Largest domestic freight ship in decades from NZ

The launch of a new vessel on the coastal shipping service is being promoted as a vital expansion of domestic sea freight capacity.

Pacifica Shipping said the 130m Spirit of Endurance, being launched this month, would be the largest New Zealand-operated ship in many decades to carry high volumes of container cargo in domestic waters.

The ship, built in China this year, had a 17 knots service speed and a gross tonnage of 7464 tonnes. It would move about 1000 containers each week between the ports of Auckland, Tauranga, Canterbury and Otago.

Pacifica's move was welcomed by Ports of Auckland, which hoped the new ship would be the first of many new coastal services.

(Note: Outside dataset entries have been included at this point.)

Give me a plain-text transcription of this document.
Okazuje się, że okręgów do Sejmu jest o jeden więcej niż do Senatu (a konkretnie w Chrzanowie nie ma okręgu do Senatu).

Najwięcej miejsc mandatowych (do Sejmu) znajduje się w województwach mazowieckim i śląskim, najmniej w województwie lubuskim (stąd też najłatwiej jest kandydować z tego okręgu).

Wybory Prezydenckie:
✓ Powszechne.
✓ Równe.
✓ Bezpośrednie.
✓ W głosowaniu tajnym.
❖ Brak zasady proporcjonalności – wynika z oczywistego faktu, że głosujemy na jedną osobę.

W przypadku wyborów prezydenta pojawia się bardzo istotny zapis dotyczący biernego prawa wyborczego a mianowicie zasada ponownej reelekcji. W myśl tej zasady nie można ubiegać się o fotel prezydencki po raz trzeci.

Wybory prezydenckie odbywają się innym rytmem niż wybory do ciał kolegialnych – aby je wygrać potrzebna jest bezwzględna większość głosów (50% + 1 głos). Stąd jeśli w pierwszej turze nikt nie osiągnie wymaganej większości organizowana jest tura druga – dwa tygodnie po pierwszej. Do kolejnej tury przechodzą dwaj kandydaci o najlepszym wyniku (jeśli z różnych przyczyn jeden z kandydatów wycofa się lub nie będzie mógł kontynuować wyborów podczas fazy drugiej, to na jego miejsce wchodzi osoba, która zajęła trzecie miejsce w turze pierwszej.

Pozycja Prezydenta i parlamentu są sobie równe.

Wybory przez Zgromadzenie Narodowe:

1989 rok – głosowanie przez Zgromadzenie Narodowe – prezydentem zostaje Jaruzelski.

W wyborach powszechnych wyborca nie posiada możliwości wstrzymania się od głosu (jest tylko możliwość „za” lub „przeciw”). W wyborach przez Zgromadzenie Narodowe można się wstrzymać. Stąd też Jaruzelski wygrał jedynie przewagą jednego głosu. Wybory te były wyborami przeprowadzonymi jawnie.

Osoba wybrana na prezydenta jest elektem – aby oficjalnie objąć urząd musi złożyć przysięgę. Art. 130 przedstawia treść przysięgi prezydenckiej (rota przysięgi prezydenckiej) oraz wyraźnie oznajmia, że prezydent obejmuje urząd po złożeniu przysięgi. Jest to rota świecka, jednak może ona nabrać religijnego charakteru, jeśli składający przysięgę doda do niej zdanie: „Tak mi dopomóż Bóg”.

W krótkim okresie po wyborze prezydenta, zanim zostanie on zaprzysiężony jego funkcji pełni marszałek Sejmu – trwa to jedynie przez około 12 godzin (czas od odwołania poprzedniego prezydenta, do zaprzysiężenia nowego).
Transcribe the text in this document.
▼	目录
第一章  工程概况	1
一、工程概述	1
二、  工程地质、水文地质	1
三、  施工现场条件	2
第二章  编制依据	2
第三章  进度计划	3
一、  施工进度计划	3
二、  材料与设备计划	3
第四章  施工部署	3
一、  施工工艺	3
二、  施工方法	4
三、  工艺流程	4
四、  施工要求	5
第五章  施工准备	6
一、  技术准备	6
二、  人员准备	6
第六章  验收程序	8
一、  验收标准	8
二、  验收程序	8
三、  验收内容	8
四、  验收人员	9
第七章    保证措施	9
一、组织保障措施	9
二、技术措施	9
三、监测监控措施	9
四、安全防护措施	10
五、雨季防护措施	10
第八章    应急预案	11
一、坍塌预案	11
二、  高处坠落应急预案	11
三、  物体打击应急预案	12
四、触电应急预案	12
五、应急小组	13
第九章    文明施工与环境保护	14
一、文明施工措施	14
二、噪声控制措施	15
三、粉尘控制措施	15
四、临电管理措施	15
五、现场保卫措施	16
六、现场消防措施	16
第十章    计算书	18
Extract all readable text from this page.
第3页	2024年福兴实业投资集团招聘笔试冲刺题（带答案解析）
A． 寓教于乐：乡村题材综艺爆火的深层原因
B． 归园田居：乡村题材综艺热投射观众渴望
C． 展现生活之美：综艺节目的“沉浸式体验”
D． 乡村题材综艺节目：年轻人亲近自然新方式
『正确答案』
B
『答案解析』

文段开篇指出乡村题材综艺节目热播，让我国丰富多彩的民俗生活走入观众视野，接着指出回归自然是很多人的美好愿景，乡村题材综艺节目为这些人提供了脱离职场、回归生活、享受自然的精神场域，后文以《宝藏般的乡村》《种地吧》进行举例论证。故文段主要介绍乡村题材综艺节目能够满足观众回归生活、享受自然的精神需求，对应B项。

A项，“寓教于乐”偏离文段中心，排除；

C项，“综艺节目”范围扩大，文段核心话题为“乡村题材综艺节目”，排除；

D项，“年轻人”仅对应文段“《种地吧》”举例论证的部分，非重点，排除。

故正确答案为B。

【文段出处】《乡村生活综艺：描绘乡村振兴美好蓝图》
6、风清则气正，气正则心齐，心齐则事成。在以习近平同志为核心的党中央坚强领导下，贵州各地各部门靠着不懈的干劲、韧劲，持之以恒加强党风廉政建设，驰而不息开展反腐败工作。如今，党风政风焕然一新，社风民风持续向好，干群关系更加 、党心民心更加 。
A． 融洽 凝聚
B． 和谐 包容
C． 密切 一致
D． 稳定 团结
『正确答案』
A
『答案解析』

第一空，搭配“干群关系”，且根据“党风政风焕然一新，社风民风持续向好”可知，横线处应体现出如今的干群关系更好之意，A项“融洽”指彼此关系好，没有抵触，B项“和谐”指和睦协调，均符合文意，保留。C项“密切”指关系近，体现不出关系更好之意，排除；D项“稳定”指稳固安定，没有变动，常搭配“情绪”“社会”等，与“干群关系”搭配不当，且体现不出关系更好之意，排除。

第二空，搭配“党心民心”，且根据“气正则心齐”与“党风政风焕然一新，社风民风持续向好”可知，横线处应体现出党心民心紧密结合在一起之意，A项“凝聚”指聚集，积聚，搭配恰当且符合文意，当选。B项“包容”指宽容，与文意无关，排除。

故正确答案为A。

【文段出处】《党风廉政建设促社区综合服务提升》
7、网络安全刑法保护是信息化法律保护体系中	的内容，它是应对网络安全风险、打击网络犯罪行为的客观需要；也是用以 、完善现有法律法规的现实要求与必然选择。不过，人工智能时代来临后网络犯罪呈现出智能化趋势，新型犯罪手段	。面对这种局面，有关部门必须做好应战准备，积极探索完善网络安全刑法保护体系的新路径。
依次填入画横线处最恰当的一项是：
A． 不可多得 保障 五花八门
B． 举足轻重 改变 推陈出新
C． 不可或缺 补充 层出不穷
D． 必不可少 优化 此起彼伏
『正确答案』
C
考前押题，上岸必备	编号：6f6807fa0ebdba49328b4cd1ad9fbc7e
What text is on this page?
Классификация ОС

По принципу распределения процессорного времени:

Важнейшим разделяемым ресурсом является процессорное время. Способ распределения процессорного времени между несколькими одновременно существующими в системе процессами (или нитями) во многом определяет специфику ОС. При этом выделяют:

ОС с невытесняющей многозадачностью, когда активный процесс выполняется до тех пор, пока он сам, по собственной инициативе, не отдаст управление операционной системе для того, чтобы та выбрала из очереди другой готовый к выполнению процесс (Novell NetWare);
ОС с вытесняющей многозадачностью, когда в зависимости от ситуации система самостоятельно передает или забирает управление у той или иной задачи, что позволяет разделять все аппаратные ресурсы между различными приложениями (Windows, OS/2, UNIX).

"Increased coastal shipping will help take pressure off the nation's roads and create a more robust, resilient supply chain," Ports of Auckland managing director Jens Madsen says.

"With international shipping lines using larger and larger vessels, and visiting fewer ports, a gap was emerging in the market for cargo feeder networks."

"At the same time, a study published in September estimated that New Zealand's "freight task" would increase by 70-75 percent during the next 25 years," Madsen says.

"Moving goods by sea is more environmentally friendly and efficient than taking them by road or rail."

"Trans-shipments, where cargo is loaded from one ship to another, is rising, growing more than 150 per cent at Ports of Auckland since 2004/05," he says.

Trans-shipment volumes for the September 2008 quarter were up 24 per cent on the same period last year. 

Pacifica chief executive Rod Grout says his company's new vessel was well suited to the Government's Sea Change initiative to move 30 per cent of all freight by coastal ships by 2030.

"Sea freight now accounts for 15 per cent of total goods carried in this country, about half on an ad hoc basis by overseas ships in transit," he says.

In comparison, Japan moved 41 per cent of its domestic freight by coastal ships.

"More vessels are needed in this country linking producer and consumer centres directly," Grout says. I

"It is also untenable to have 2.5m tonnes of domestic freight crossing Cook Strait on trucks each year, while just 1m tonnes moved on all ships on the rest of the coast."

Provided the new ship's service was 'not constrained by further subsidies to prop up competing land transport modes,' Pacifica believed it would be the forerunner of more coastal vessels in future.